One of the most important players in Turkish football history, Lefter, son of a father of Greek descent and a Turkish mother, had many records to his name.
Known for his classy dribbling and scoring abilities, he scored 423 goals in 615 matches during two separate spells at Fenerbahçe between 1947 and 1951 before a second stint from 1953 to 1964.
His transfer to Italian heavyweight Fiorentina in 1951 was the first time an international team paid a Turkish club to sign a Turkish footballer.
The current holder of Fenerbahçe’s coveted “number 10,” captain Alex de Souza, attended the ceremony yesterday and said Lefter’s loss “hurt him.”
“I am deeply sorrowed that Lefter passed away,” he said through a translator. “But people like that never die. Big clubs such as Fenerbahçe never let those icons die. I promise that I will never let the jersey, which he wore, down.”
WHY LEFTER WAS IRREPLACEABLE FOR FOOTBALL FANS
Çetin Cem Yılmaz - ISTANBUL
It might be tough to tell outsiders why thousands of football fans have been mourning since receiving news of the death of a footballer that they have never seen in action.
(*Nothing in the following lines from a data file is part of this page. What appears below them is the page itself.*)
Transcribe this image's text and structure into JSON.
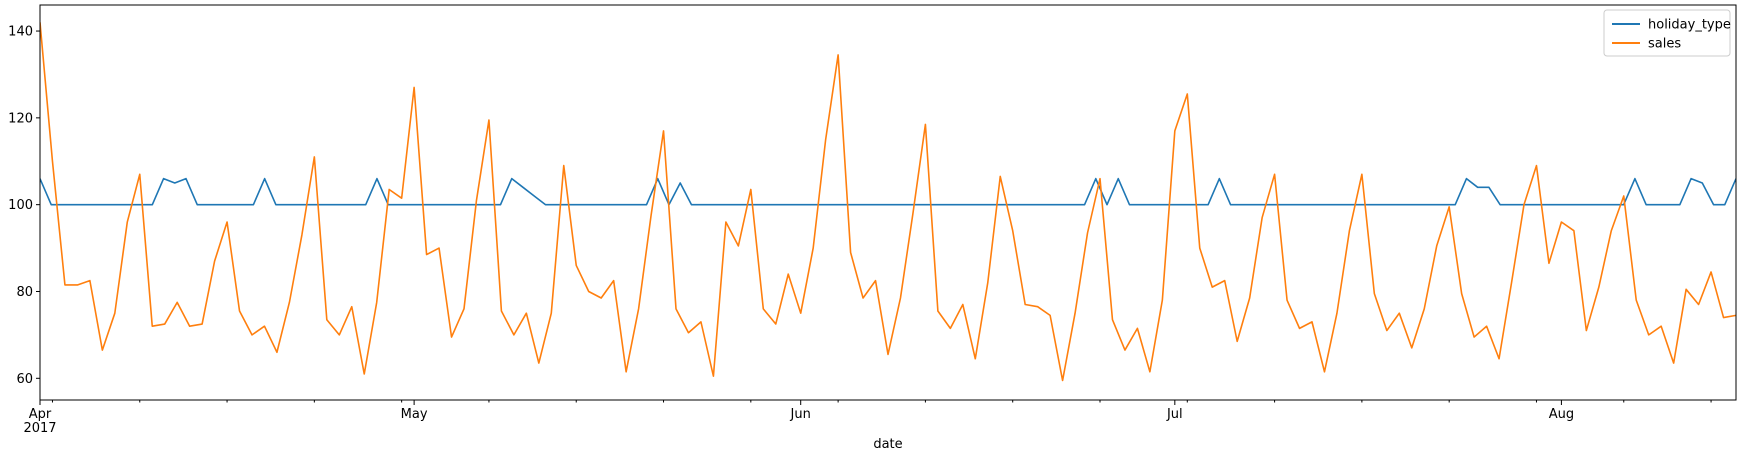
{
  "chart_data": {
    "type": "line",
    "xlabel": "date",
    "ylabel": "",
    "x_start": "2017-04-01",
    "x_end": "2017-08-15",
    "ylim": [
      55,
      146
    ],
    "y_ticks": [
      60,
      80,
      100,
      120,
      140
    ],
    "x_major_ticks": [
      {
        "date": "2017-04-01",
        "label": "Apr",
        "sublabel": "2017"
      },
      {
        "date": "2017-05-01",
        "label": "May",
        "sublabel": ""
      },
      {
        "date": "2017-06-01",
        "label": "Jun",
        "sublabel": ""
      },
      {
        "date": "2017-07-01",
        "label": "Jul",
        "sublabel": ""
      },
      {
        "date": "2017-08-01",
        "label": "Aug",
        "sublabel": ""
      }
    ],
    "grid": false,
    "legend": "top-right",
    "series": [
      {
        "name": "holiday_type",
        "color": "#1f77b4",
        "values": [
          106,
          100,
          100,
          100,
          100,
          100,
          100,
          100,
          100,
          100,
          100,
          106,
          105,
          106,
          100,
          100,
          100,
          100,
          100,
          100,
          106,
          100,
          100,
          100,
          100,
          100,
          100,
          100,
          100,
          100,
          106,
          100,
          100,
          100,
          100,
          100,
          100,
          100,
          100,
          100,
          100,
          100,
          106,
          104,
          102,
          100,
          100,
          100,
          100,
          100,
          100,
          100,
          100,
          100,
          100,
          106,
          100,
          105,
          100,
          100,
          100,
          100,
          100,
          100,
          100,
          100,
          100,
          100,
          100,
          100,
          100,
          100,
          100,
          100,
          100,
          100,
          100,
          100,
          100,
          100,
          100,
          100,
          100,
          100,
          100,
          100,
          100,
          100,
          100,
          100,
          100,
          100,
          100,
          100,
          106,
          100,
          106,
          100,
          100,
          100,
          100,
          100,
          100,
          100,
          100,
          106,
          100,
          100,
          100,
          100,
          100,
          100,
          100,
          100,
          100,
          100,
          100,
          100,
          100,
          100,
          100,
          100,
          100,
          100,
          100,
          100,
          100,
          106,
          104,
          104,
          100,
          100,
          100,
          100,
          100,
          100,
          100,
          100,
          100,
          100,
          100,
          100,
          106,
          100,
          100,
          100,
          100,
          106,
          105,
          100,
          100,
          106
        ]
      },
      {
        "name": "sales",
        "color": "#ff7f0e",
        "values": [
          142,
          110,
          81.5,
          81.5,
          82.5,
          66.5,
          75,
          96,
          107,
          72,
          72.5,
          77.5,
          72,
          72.5,
          87,
          96,
          75.5,
          70,
          72,
          66,
          77.5,
          93,
          111,
          73.5,
          70,
          76.5,
          61,
          77.5,
          103.5,
          101.5,
          127,
          88.5,
          90,
          69.5,
          76,
          101,
          119.5,
          75.5,
          70,
          75,
          63.5,
          75,
          109,
          86,
          80,
          78.5,
          82.5,
          61.5,
          76,
          97.5,
          117,
          76,
          70.5,
          73,
          60.5,
          96,
          90.5,
          103.5,
          76,
          72.5,
          84,
          75,
          90,
          115,
          134.5,
          89,
          78.5,
          82.5,
          65.5,
          78.5,
          98,
          118.5,
          75.5,
          71.5,
          77,
          64.5,
          82,
          106.5,
          94,
          77,
          76.5,
          74.5,
          59.5,
          75,
          93.5,
          106,
          73.5,
          66.5,
          71.5,
          61.5,
          78,
          117,
          125.5,
          90,
          81,
          82.5,
          68.5,
          78.5,
          97,
          107,
          78,
          71.5,
          73,
          61.5,
          75,
          94,
          107,
          79.5,
          71,
          75,
          67,
          76,
          90.5,
          99.5,
          79.5,
          69.5,
          72,
          64.5,
          82,
          100,
          109,
          86.5,
          96,
          94,
          71,
          81,
          94,
          102,
          78,
          70,
          72,
          63.5,
          80.5,
          77,
          84.5,
          74,
          74.5
        ]
      }
    ]
  }
}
Why Lefter Küçükandonyadis meant a lot to football fans, not only to the supporters of his Fenerbahçe, but to all lovers of the beautiful game, transcends today’s football fans.
Lefter, one of the biggest legends in Turkish football history, departed us Jan. 13, joining the likes of Metin Oktay and Hakkı Yeten. Like “Metin the King” and “Hakkı the Godfather,” who were almost synonymous with Galatasaray and Beşiktaş, respectively, Lefter was everything to Fenerbahçe. And fans of every other team loved him for that.
Lefter, like Metin and Hakkı, was one of those players whose memories were passed on to the next generations like a family heritage. Fathers proudly told semi-mythical stories to their sons to inject their football love – just like they were taught by their fathers too.
The great Küçükandonyadis, or Antoniadis with his Greek father’s surname, was the last of the legends in Turkish football because his stories were not from the era when the game was televised. They were not earning millions and living in villas, they were not living in the higher streets than the fans of the games were. They were wearing jerseys which had nothing else on them other than the colors, the badges and the numbwers. The love for Lefter goes to show that fans miss the days when football was not tainted by money and suit-wearing men off the pitch.
It was always said that Lefter, who was the object of the fans’ chant “Ver Lefter’e, yazsın deftere” (Pass it to Lefter and add one to the ledger), loved dribbling. He would dribble past one, then another, and then stop by to wait for the first to come again. He was from a time when winning did not mean everything, but winning with style and elegance did.
Lefter was a symbol that love for the beauty of the game can fit perfectly well with competition and success. This is something clearly not belonging to today’s game, but Lefter’s departure was reminiscent of what the game has been, and how beautiful and pure it could be. The fact that he is now gone can either be taken as a bitter reminder that those days are gone or a good wake-up call for the remaining fans of the beautiful game.